# Shoshone and Grizzly Creek Access



## Easy Tiger (Jun 22, 2016)

surlygold said:


> I saw that the Grizzly Creek rest area and the bike path along the Colorado up to Shoshone were closed due to flash flood concerns as of Sunday. Does anybody know if there is a way to do the Shoshone stretch tomorrow?


Not unless CDOT open the rest areas back up.

or book a commercial trip. Apparently they are impervious to flash flooding so the rules don’t apply to them.


----------



## Blade&Shaft (May 23, 2009)

Pretty dumb. Grizz has been closed most of the summer to the public. As mentioned in previous threads, you CAN just move the cones on the ramp, drive up, and launch, but you can’t leave a vehicle at Grizzly so need to run a bike shuttle or something all the way down to Two Rivers….


----------



## Eagle Mapper (Mar 24, 2008)

Just went through the canyon yesterday. Grizzly going west bound was closed but you can access Grizzly from east bound. Just strange but I am sure CDOT has some logic...maybe.


----------



## surlygold (Jul 24, 2015)

Eagle Mapper said:


> Just went through the canyon yesterday. Grizzly going west bound was closed but you can access Grizzly from east bound. Just strange but I am sure CDOT has some logic...maybe.


Interesting. Did you park there while doing a run? My concern is that a parked car would get ticketed or towed.


----------



## Eagle Mapper (Mar 24, 2008)

surlygold said:


> Interesting. Did you park there while doing a run? My concern is that a parked car would get ticketed or towed.


I was not boating, just passing through. I did see cars parked in the lot on the northside of I-70.


----------



## spencerhenry (Jun 21, 2004)

It’s for your own good. Get back in line, don’t ask questions.


----------



## jberg421 (Jul 19, 2020)

I was planning on heading down to Shoshone on Sunday. Is this a day by day thing or only when there's rain?


----------



## seydou (6 mo ago)

This doesn't address all the issues surrounding CDOT closing rest areas, but Garfield County Emergency Communications Authority(GCECA) has a program that will alert you when I-70 closes between mm116 and mm133 because of flash flood risk.

You can sign up here.

Of course you will then get all emergency notifications for Garfield County.
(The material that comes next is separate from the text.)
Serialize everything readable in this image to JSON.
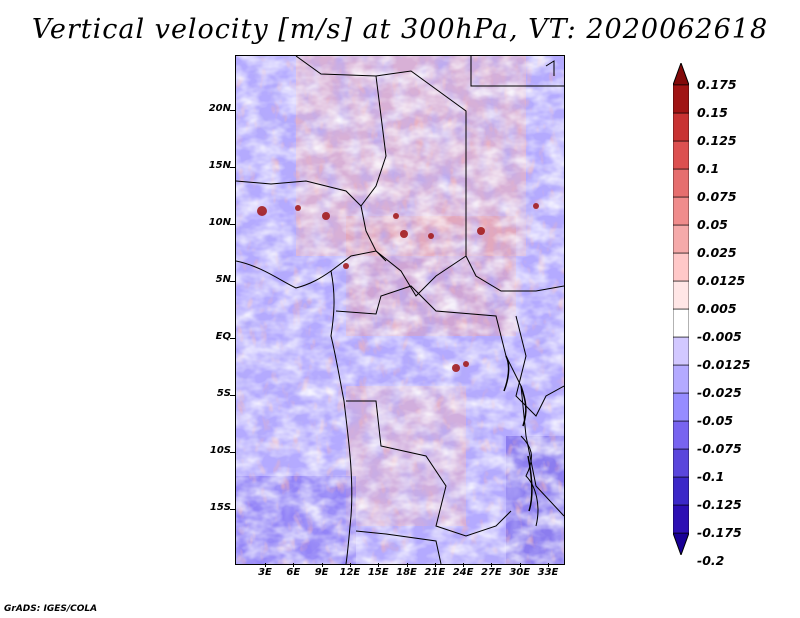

It has definitely helped me living on one end of the canyon.

Hope it helps someone else.


----------



## Paco (Aug 3, 2007)

What’s the current status. Hasn’t been much weather threat lately. Have they been open?


----------



## Blade&Shaft (May 23, 2009)

yes


----------



## seydou (6 mo ago)

Last closure due to flash flood warning was June 29.


----------



## Easy Tiger (Jun 22, 2016)

CDOT sticks with safety protocols during flood threats in Glenwood Canyon


Rest areas and recreation facilities along Interstate 70 in Glenwood Canyon, including boat put-ins, trails and the paved bike path, have been routinely closed to nonpermit public use during flash flood watches.




www.aspentimes.com


----------



## Paco (Aug 3, 2007)

Thanks all. Got in a couple of laps today. Skies were clear and all was open.


----------